In a few moments Welsted ascertained that the poor Frenchman was the butt of the family, and the good-natured simplicity with which he displayed his gallantry towards the young ladies, and the manner in which they received it, excited a feeling of compassion for an old man in a strange country, compelled to labour in the decline of life for his bread, and to earn his pittance mixed with scorn and ridicule. But his pity was wasted; vive la bagatelle was the motto of Monsieur Ronfleur, and he saw not, or if he saw, felt not the irksomeness of his own situation, or the degradations to which he was forced to submit.

"Come, Mounsheer," said Miss Tickle, as they were preparing to seat themselves, "come here, and sit next me;" and she said this pointedly, and illustrated by action, in order to express her horror at the idea of getting next the new usher. Harriet sat on the opposite side

next her mother, and next to her the smirking Dixon, whose hair was extremely well powdered, to do honour to the festive board, while the contrast its snowy whiteness afforded to his dingy neckcloth, was decidedly disadvantageous to the effect of the drapery.
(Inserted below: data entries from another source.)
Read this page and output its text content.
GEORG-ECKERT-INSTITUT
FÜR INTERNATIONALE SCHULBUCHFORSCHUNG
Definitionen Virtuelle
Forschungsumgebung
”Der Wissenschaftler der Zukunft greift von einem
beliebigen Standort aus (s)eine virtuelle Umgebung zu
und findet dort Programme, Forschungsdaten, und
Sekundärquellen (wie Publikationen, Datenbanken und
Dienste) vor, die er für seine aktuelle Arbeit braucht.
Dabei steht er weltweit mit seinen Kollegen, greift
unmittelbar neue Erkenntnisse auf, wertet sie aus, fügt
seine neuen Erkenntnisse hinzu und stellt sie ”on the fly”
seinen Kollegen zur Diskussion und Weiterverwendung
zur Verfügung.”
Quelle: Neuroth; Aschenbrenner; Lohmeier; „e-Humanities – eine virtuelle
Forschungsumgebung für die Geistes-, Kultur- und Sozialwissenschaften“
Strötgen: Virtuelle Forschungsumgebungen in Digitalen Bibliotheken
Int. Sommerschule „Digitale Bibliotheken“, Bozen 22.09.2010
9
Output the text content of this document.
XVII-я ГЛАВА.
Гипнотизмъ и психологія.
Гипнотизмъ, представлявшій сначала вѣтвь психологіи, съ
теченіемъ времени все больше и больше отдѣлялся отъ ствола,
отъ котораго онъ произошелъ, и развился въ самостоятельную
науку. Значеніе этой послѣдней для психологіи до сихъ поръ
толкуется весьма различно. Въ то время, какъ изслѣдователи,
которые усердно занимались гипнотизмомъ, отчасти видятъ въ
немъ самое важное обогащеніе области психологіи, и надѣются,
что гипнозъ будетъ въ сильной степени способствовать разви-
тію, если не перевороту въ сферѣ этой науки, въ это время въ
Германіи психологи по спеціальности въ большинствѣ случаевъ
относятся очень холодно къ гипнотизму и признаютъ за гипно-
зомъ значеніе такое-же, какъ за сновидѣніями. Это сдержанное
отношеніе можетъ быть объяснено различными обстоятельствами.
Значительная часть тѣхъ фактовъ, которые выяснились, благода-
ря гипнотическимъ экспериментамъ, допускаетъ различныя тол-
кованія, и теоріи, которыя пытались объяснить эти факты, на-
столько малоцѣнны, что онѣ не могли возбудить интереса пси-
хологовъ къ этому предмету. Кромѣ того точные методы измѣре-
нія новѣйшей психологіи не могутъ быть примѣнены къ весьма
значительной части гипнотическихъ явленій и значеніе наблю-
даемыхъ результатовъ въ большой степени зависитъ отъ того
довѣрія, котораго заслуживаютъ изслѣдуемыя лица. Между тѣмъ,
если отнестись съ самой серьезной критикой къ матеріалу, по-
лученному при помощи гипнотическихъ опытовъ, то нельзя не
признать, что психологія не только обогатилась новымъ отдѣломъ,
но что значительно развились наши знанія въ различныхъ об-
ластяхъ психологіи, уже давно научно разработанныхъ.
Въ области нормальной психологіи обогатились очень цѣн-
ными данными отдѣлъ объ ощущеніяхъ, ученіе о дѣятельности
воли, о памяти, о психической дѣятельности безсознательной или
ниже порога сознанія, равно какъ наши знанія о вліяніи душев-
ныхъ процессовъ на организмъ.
"What will you have, girls?" said Mrs. Tickle. "I'll have some fish, Ma, please," said the elder.

"And I," said the younger, "will have some of the beef, Pa; where it's most underdone, please, and a pickled onion or two, please, Pa.”

"To be sure, my dear," said Tickle, who was as tender as a dove of his own progeny.

"Mr. Welsted, what will you take?" said Mrs. Tickle," you are the stranger."

"I'll take a little of this beef, ma'am," said Welsted, making up his mind to do at Rome as Rome does.

"La! Ma," said Miss Tickle, in a sentimental tone, with a large flake of fish upon the point of her knife, "I wonder where poor Mr. Stevens is now :-don't we miss him ?”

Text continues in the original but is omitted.